Tuesday, April 29, 2025

Me and the Boy

 I was a “boy’s boy” growing up— sports, occasional fist-fights and the smug certainty that mine was the superior gender (despite Suzanne Anderson beating me in arm wrestling in 4th grade). The one cliché that didn’t apply was building and fixing things, an aptitude that continued to elude me my whole adult life. 

 

By the time I got to college, the feminine side of my psyche, nurtured by Whitman, Chopin and a growing interest in teaching young children, began to grow along with my hair and embroidering flowers on my bell-bottom jeans. I took a class on Feminism and two years after graduating college, got a job at an elementary/preschool where most of my teacher colleagues were women. A few years later, I had two children, both girls. Who later filled our house with their friends, also girls. As a music teacher, I found myself wholly at home teaching the girls and puzzled about how to reach the boys.
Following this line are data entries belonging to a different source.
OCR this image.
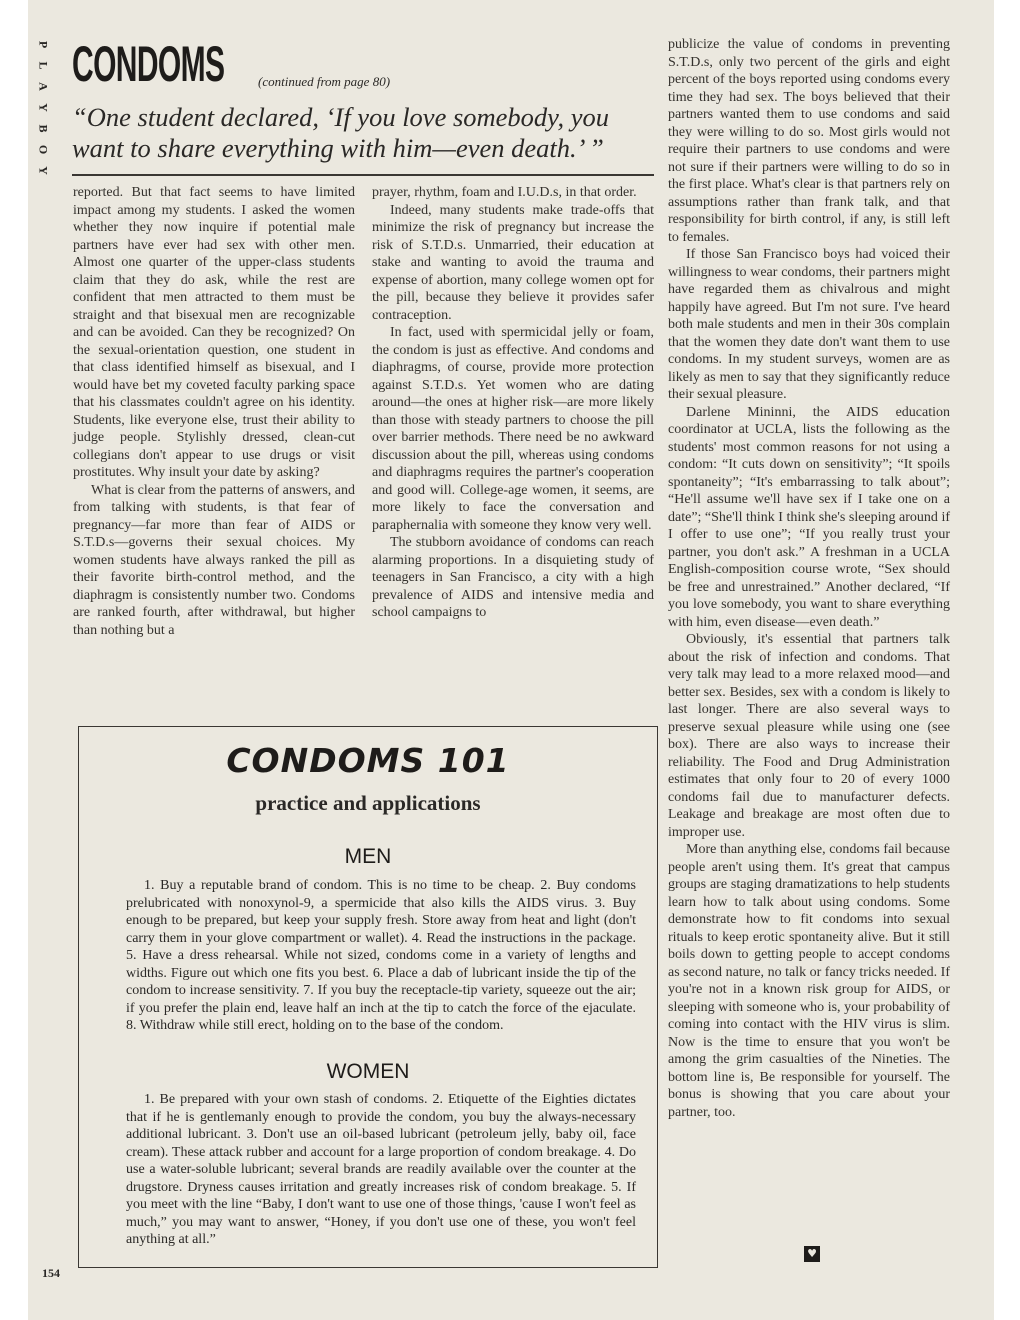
P
L
A
Y
B
O
Y
CONDOMS	(continued from page 80)
“One student declared, ‘If you love somebody, you want to share everything with him—even death.’ ”

reported. But that fact seems to have limited impact among my students. I asked the women whether they now inquire if potential male partners have ever had sex with other men. Almost one quarter of the upper-class students claim that they do ask, while the rest are confident that men attracted to them must be straight and that bisexual men are recognizable and can be avoided. Can they be recognized? On the sexual-orientation question, one student in that class identified himself as bisexual, and I would have bet my coveted faculty parking space that his classmates couldn't agree on his identity. Students, like everyone else, trust their ability to judge people. Stylishly dressed, clean-cut collegians don't appear to use drugs or visit prostitutes. Why insult your date by asking?

What is clear from the patterns of answers, and from talking with students, is that fear of pregnancy—far more than fear of AIDS or S.T.D.s—governs their sexual choices. My women students have always ranked the pill as their favorite birth-control method, and the diaphragm is consistently number two. Condoms are ranked fourth, after withdrawal, but higher than nothing but a

prayer, rhythm, foam and I.U.D.s, in that order.

Indeed, many students make trade-offs that minimize the risk of pregnancy but increase the risk of S.T.D.s. Unmarried, their education at stake and wanting to avoid the trauma and expense of abortion, many college women opt for the pill, because they believe it provides safer contraception.

In fact, used with spermicidal jelly or foam, the condom is just as effective. And condoms and diaphragms, of course, provide more protection against S.T.D.s. Yet women who are dating around—the ones at higher risk—are more likely than those with steady partners to choose the pill over barrier methods. There need be no awkward discussion about the pill, whereas using condoms and diaphragms requires the partner's cooperation and good will. College-age women, it seems, are more likely to face the conversation and paraphernalia with someone they know very well.

The stubborn avoidance of condoms can reach alarming proportions. In a disquieting study of teenagers in San Francisco, a city with a high prevalence of AIDS and intensive media and school campaigns to

publicize the value of condoms in preventing S.T.D.s, only two percent of the girls and eight percent of the boys reported using condoms every time they had sex. The boys believed that their partners wanted them to use condoms and said they were willing to do so. Most girls would not require their partners to use condoms and were not sure if their partners were willing to do so in the first place. What's clear is that partners rely on assumptions rather than frank talk, and that responsibility for birth control, if any, is still left to females.

If those San Francisco boys had voiced their willingness to wear condoms, their partners might have regarded them as chivalrous and might happily have agreed. But I'm not sure. I've heard both male students and men in their 30s complain that the women they date don't want them to use condoms. In my student surveys, women are as likely as men to say that they significantly reduce their sexual pleasure.

Darlene Mininni, the AIDS education coordinator at UCLA, lists the following as the students' most common reasons for not using a condom: “It cuts down on sensitivity”; “It spoils spontaneity”; “It's embarrassing to talk about”; “He'll assume we'll have sex if I take one on a date”; “She'll think I think she's sleeping around if I offer to use one”; “If you really trust your partner, you don't ask.” A freshman in a UCLA English-composition course wrote, “Sex should be free and unrestrained.” Another declared, “If you love somebody, you want to share everything with him, even disease—even death.”

Obviously, it's essential that partners talk about the risk of infection and condoms. That very talk may lead to a more relaxed mood—and better sex. Besides, sex with a condom is likely to last longer. There are also several ways to preserve sexual pleasure while using one (see box). There are also ways to increase their reliability. The Food and Drug Administration estimates that only four to 20 of every 1000 condoms fail due to manufacturer defects. Leakage and breakage are most often due to improper use.

More than anything else, condoms fail because people aren't using them. It's great that campus groups are staging dramatizations to help students learn how to talk about using condoms. Some demonstrate how to fit condoms into sexual rituals to keep erotic spontaneity alive. But it still boils down to getting people to accept condoms as second nature, no talk or fancy tricks needed. If you're not in a known risk group for AIDS, or sleeping with someone who is, your probability of coming into contact with the HIV virus is slim. Now is the time to ensure that you won't be among the grim casualties of the Nineties. The bottom line is, Be responsible for yourself. The bonus is showing that you care about your partner, too.

CONDOMS 101
practice and applications
MEN

1. Buy a reputable brand of condom. This is no time to be cheap. 2. Buy condoms prelubricated with nonoxynol-9, a spermicide that also kills the AIDS virus. 3. Buy enough to be prepared, but keep your supply fresh. Store away from heat and light (don't carry them in your glove compartment or wallet). 4. Read the instructions in the package. 5. Have a dress rehearsal. While not sized, condoms come in a variety of lengths and widths. Figure out which one fits you best. 6. Place a dab of lubricant inside the tip of the condom to increase sensitivity. 7. If you buy the receptacle-tip variety, squeeze out the air; if you prefer the plain end, leave half an inch at the tip to catch the force of the ejaculate. 8. Withdraw while still erect, holding on to the base of the condom.

WOMEN

1. Be prepared with your own stash of condoms. 2. Etiquette of the Eighties dictates that if he is gentlemanly enough to provide the condom, you buy the always-necessary additional lubricant. 3. Don't use an oil-based lubricant (petroleum jelly, baby oil, face cream). These attack rubber and account for a large proportion of condom breakage. 4. Do use a water-soluble lubricant; several brands are readily available over the counter at the drugstore. Dryness causes irritation and greatly increases risk of condom breakage. 5. If you meet with the line “Baby, I don't want to use one of those things, 'cause I won't feel as much,” you may want to answer, “Honey, if you don't use one of these, you won't feel anything at all.”

154
♥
Especially as the school grew to a Middle School. 

 

By the late 80’s, Robert Bly, Michael Meade and James Hillman began organizing Men’s Retreats, noticing that men embracing their feminine sides was an important step, but fell short of the possibility of embracing a positive masculinity. So by 1990, I joined a Men’s Group of mostly men who knew each other from the school with the hope of investigating what a non-toxic masculinity might look and feel like. 35 years later, we’re still trying to figure it out!

 

But somewhere along the way, I noticed my relationship with the boys I taught shifting. I somehow learned how to appreciate their energy and help turn it into a positive musical experience. When my granddaughter Zadie was born, I was thrilled and delighted. Familiar territory and happy to be in it. By the time my grandson Malik was born, I finally felt ready to grandparent a boy. 

 

And here we are, my wife and I up in Portland caring for the grandkids for five days and loving every minute with them both. But particularly appreciating my comfort with Malik— playing cards, playing basketball (he beat me in HORSE!), watching the Warrior’s game. He also makes his own breakfast and lunch, reads voraciously, can be wholly tender and sweet alongside his boyish swagger and confidence. 

 

I’m fully aware that the very notion of masculine and feminine, even discussed as different energies within both boys and girls, has been called into question and sometimes downright dismissed. I also noticed early on that in staff meetings, the women teachers would agree that this was all socially constructed and then in their casual conversation, those parenting boys and girls would confess, “They’re SO DIFFERENT!” It seems logical to me that nature’s choice of division of labor through creating two sexes in mammals would have some effect. 

 

Simply put, the energies needed for killing animals and nurturing children are different. Long after such division of labor is actually practiced in a world where both men and women go to the office, those energies would still be present in our ancestral cellular structure. Not one iota of this means excusing men from child-raising and women from kick-boxing. But it seems wise to start the conversation of balancing the two energies from the foundation of  where they both begin. 

 

But I’m not going to solve that here. Or anywhere! I’m just happy to have a chance to bond with my grandson. That’s all I really wanted to say.